Though the Commissioner For Entrance Examinations (CEE) issued a notification on Friday for allotment to vacant merit seats in government and aided professional colleges for courses including Ayurveda, it stated that students who have already taken admission to merit seats in self-financing Ayurveda colleges will not be eligible for it.
According to sources, the CEE’s decision will deny around 75 to 80 merit category students, who have to pay an annual tuition fees of Rs 50,000 in self-financing Ayurveda colleges, a chance to study in government colleges where the annual tuition fees is Rs 12,000.
It will also pave the way for students who have got much lower ranks in the entrance examination to get admission to these seats.
The reason for this anomaly is a Government Order issued by the Department of Health on July 29, 2013, which limited the number of allotments in self-financing Ayurveda colleges to three, after an agreement with the managements.
As per the agreement, the managements were also entitled to fill vacant merit seats after the third and final allotment. Express had in a series of reports pointed out how this order which imposed restrictions on the number of allotments would prove detrimental to the interests of merit category students in these colleges.

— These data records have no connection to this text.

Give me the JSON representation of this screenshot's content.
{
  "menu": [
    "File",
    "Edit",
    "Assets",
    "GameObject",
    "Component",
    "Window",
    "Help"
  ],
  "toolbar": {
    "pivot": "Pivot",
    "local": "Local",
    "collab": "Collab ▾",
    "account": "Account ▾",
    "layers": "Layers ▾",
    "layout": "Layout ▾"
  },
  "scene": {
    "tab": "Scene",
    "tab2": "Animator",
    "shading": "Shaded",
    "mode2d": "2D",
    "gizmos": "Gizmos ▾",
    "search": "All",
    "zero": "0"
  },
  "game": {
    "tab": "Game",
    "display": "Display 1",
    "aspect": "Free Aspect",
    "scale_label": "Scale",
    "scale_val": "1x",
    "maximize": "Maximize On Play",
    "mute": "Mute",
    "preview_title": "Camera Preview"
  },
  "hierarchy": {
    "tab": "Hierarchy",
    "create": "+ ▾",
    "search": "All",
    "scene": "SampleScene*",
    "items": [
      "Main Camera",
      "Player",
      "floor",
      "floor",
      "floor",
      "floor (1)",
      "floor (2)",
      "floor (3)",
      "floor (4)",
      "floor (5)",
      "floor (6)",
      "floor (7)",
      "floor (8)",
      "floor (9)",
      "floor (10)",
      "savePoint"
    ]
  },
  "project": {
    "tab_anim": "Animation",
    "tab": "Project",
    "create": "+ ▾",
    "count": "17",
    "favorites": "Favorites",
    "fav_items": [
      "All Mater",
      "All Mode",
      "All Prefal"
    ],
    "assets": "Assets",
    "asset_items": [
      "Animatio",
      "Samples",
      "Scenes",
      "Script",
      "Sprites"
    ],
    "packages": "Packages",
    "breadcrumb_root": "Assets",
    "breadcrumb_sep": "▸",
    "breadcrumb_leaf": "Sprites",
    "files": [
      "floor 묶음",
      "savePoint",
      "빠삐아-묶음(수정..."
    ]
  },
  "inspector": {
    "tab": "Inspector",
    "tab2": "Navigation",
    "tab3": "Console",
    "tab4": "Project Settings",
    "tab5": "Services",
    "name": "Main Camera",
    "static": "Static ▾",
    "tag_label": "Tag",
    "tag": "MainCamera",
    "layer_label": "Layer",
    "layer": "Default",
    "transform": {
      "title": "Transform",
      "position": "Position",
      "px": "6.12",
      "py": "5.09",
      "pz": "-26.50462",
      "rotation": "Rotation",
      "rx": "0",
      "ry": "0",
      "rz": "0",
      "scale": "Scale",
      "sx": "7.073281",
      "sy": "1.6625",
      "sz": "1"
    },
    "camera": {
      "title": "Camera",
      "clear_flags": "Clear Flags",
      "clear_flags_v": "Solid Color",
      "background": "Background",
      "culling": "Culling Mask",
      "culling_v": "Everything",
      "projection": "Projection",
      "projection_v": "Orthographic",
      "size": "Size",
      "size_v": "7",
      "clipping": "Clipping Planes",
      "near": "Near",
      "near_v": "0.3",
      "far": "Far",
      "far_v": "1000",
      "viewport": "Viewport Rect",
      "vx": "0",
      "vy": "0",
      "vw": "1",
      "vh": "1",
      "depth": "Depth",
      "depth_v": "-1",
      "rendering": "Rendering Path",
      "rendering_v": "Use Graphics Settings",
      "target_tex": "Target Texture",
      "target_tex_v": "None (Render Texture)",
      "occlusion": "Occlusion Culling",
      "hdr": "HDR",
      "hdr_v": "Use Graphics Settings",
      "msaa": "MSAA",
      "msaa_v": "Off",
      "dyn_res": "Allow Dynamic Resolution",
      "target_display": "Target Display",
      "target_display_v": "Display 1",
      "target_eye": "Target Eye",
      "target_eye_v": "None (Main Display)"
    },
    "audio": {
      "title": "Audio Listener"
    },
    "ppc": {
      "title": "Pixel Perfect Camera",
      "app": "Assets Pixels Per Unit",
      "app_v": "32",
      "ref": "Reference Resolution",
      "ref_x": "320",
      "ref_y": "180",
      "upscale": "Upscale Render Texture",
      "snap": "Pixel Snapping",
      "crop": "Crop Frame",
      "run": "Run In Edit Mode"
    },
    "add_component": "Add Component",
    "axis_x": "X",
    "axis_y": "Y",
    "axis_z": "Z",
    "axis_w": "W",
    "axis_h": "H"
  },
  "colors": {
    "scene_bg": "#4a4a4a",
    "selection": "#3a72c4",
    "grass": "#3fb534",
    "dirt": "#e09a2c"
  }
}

“We have specific time-frames for allotment to each category of seats. As per the agreement, the allotment process in self-financing Ayurveda colleges is over,” Joint Commissioner for Entrance Examinations S Santhosh told Express.
Though Health Secretary K Ellangovan recommended to the government to amend ‘obstructive’ clauses in the agreement with self-financing colleges, the government seems to be dragging its feet. According to sources, the government is in a ‘Catch-22’ situation.
If it does not permit merit category students in self-financing Ayurveda colleges to opt for seats in government and aided colleges, aggrieved students may approach court. On the other hand, if the clause in the agreement is amended, the managements might also seek legal recourse.
“A meeting, chaired by the Chief Minister, will be convened soon to discuss the matter,” said Health Minister V S Sivakumar when contacted by Express. However, time is running out for merit category students in self-financing colleges.